We recently had the TV cable boxes upgraded. It seems that the ones we had were very outdated and they should have been replaced a year or so ago and we were not notified.
Luckily for all involved, Ruth was the one who made the call instead of me. Even though I teach this customer relationships stuff, I still have a great deal of difficulty implementing what I teach and wind up hostile. I guess it is true that those who can, do. Those who can’t do, teach. Those who can’t teach, manage. Those who can’t manage, become CEOs. But I digress as I often do.
The main service guy was very polite and apparently proficient. He handled himself and his assistant well. He even shook my hand as he introduced himself thus invoking the magic touch effect. I was pleased, surprised and impressed. Then he blew it.
He mentioned that the wiring may need to be replaced to handle the new system. As he checked it he said that it was in fact the new wiring and that he was surprised to see that it had been installed. He said that the grounding needed to be redone.
At this point I mentioned that I was surprised that he was surprised that the previous guy had done a fair job. He said that the guy had indeed done a fair job. He then said something close to: “Going behind other people’s installs, oh my god you’d be surprised.”

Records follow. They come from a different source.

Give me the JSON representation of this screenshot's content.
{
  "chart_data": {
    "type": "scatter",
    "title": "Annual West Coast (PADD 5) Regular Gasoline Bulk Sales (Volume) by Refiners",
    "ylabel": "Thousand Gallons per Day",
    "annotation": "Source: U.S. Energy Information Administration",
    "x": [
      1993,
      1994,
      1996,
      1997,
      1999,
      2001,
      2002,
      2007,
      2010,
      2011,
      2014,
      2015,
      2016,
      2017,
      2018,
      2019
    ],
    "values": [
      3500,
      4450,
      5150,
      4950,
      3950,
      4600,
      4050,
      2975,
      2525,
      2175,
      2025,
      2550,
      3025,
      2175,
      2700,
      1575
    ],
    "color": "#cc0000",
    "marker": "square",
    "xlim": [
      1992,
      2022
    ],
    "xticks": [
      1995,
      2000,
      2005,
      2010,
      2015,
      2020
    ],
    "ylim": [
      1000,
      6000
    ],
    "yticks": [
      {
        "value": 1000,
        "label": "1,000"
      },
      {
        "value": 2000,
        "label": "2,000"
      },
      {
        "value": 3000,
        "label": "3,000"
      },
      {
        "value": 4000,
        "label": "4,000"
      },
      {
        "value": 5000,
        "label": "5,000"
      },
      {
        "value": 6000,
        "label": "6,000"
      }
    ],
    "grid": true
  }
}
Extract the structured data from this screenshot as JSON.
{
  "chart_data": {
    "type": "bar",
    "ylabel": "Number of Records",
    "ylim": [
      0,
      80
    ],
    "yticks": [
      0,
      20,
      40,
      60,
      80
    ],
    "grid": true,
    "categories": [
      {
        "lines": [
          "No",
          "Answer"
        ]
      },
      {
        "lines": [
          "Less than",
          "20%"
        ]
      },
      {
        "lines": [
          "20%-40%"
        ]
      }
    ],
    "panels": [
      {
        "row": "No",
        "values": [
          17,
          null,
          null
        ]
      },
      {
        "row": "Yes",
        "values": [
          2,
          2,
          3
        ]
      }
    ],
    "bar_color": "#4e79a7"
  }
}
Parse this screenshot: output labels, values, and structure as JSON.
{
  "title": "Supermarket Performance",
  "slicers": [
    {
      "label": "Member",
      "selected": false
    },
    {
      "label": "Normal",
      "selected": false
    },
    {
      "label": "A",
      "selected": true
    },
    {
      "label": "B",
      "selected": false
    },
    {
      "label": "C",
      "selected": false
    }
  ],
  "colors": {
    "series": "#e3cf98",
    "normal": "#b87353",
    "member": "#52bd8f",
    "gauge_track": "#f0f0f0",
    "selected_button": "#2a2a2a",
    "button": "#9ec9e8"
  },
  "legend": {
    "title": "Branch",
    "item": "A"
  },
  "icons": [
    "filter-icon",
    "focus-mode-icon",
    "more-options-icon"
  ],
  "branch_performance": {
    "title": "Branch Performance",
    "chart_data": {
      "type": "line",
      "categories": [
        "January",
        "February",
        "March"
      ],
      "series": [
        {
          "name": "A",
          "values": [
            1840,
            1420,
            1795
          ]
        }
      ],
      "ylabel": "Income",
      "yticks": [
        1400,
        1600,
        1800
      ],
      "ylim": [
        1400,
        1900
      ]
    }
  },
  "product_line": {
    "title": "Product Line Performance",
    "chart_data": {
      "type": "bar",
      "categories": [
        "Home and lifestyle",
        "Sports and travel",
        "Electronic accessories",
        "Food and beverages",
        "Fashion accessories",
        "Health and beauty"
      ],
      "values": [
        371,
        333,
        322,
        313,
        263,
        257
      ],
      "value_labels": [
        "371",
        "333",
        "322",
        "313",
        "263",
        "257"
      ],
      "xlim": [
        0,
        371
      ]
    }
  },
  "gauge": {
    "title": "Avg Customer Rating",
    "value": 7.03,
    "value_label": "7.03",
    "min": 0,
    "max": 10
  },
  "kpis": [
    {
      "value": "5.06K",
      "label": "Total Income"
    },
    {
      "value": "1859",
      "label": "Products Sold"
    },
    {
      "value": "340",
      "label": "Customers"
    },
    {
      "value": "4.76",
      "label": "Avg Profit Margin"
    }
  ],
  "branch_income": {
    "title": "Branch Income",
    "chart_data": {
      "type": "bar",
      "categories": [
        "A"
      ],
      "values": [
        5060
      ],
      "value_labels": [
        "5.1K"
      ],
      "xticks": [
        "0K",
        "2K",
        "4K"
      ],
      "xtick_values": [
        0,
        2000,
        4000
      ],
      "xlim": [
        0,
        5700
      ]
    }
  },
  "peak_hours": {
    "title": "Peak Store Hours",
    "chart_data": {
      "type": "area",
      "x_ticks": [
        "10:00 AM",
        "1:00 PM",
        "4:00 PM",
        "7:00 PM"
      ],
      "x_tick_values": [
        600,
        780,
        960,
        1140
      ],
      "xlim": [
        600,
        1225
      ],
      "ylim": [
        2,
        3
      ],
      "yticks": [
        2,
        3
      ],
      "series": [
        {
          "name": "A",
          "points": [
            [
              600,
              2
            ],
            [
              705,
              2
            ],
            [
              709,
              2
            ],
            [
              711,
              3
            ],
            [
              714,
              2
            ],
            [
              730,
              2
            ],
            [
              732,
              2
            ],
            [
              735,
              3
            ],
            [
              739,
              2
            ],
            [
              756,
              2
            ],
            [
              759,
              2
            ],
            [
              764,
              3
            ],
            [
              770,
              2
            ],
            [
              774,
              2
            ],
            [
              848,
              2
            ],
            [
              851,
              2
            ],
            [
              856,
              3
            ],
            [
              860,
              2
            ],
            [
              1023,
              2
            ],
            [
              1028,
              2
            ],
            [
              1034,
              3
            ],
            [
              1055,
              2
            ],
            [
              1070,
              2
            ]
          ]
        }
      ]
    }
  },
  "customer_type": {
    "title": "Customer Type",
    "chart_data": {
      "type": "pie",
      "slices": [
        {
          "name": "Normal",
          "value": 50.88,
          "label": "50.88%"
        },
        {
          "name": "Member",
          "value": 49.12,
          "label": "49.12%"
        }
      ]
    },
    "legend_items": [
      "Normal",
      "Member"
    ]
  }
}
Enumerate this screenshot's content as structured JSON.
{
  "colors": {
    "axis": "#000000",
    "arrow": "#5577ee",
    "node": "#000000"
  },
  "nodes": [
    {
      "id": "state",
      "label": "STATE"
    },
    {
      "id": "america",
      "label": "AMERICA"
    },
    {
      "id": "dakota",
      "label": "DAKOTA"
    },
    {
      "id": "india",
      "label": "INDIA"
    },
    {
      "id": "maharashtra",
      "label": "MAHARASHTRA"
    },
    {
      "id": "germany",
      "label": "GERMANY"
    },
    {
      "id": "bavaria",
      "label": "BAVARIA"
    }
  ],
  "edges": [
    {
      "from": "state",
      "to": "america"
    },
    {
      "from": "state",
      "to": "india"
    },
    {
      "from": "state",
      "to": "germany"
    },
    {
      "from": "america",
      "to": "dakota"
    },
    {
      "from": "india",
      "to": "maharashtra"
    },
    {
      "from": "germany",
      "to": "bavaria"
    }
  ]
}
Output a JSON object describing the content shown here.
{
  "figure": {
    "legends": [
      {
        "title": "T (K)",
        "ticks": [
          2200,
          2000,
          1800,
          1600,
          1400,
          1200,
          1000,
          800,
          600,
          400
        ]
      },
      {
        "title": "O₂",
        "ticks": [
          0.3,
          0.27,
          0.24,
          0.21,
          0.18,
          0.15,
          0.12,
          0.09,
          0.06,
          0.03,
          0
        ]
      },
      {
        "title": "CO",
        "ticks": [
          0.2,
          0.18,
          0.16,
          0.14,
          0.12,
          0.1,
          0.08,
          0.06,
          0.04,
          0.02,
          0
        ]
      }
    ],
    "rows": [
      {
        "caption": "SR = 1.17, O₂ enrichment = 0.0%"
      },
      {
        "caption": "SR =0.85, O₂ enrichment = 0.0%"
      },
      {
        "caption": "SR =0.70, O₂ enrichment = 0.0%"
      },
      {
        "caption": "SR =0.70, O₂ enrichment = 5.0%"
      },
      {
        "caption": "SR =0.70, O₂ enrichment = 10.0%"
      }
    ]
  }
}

I quickly lost respect for him and the organization. It is a hugely deficient practice to badmouth previous service providers, especially from the same organization. It is highly unproductive and places a level of incompetence unto the entire organization.
Is it normal practice to hire poor performers? Do they not provide requisite training? Is the uncaring attitude a reflection of management? Am I overpaying for shoddy service?
You get the point. If you do it, stop now. If your people do it, stop them now.
When confronted with a situation where a previous servicer did a bad job, follow Benjamin Franklin’s advice : “It is better to remain silent and be thought a fool than to speak and remove all doubt.” At this time, I shall follow that wise advice. Too late!